I'm evaluating Flink for a reporting application that will keep
various aggregates updated in a database. It will be consuming from
Kafka queues that are replicated from remote data centers, so in case
there is a long outage in replication, I need to decide what to do
about windowing and late data.

If I use Flink's built-in windows and watermarks, any late data will
be come in 1-element windows, which could overwhelm the database if a
large batch of late data comes in and they are each mapped to
individual database updates.

As far as I can tell, I have two options:

1. Ignore late data, by marking it as late in an
AssignerWithPunctuatedWatermarks function, and then discarding it in a
flatMap operator. In this scenario, I would rely on a batch process to
fill in the missing data later, in the lambda architecture style.

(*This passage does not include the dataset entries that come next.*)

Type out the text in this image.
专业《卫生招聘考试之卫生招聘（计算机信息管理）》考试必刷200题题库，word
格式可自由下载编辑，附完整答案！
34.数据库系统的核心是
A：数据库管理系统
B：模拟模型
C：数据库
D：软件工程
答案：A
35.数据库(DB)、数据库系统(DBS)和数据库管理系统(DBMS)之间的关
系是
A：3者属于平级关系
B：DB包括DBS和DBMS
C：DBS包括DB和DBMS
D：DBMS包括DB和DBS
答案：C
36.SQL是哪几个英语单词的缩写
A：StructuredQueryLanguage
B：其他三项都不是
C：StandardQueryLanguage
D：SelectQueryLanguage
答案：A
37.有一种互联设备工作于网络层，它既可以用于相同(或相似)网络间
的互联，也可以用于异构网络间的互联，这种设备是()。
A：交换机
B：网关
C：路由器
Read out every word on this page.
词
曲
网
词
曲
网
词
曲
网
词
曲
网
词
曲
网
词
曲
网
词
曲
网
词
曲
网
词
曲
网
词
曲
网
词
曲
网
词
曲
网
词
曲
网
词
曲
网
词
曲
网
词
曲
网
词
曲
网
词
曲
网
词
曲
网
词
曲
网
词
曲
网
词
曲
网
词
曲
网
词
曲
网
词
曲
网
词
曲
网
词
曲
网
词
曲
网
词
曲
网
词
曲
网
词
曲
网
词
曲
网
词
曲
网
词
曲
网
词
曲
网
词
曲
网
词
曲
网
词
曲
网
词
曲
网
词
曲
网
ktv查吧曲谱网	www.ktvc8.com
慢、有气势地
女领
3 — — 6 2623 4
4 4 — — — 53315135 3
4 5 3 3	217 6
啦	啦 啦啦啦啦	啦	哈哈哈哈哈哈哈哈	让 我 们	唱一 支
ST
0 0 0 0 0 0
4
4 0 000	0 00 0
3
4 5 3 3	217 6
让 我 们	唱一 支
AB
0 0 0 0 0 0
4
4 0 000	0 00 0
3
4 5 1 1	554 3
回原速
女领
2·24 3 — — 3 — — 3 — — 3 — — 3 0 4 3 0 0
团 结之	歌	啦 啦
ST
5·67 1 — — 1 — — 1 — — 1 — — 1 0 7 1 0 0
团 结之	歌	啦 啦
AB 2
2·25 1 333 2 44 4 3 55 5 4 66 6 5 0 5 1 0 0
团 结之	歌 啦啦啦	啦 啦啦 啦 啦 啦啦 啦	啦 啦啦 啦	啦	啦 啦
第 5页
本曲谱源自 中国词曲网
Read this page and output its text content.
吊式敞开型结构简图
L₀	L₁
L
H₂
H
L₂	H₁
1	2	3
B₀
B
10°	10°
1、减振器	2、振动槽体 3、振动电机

2. Implement my own watermark logic to allow full windows of late
data. It seems like I could, for example, emit a "tick" message that
is replicated to all partitions every n messages, and then a custom
Trigger could decide when to purge each window based on the ticks and
a timeout duration. The system would never emit a real Watermark.

My questions are:
- Am I mistaken about either of these, or are there any other options
I'm not seeing for avoiding 1-element windows?
- For option 2, are there any problems with not emitting actual
watermarks, as long as the windows are eventually purged by a trigger?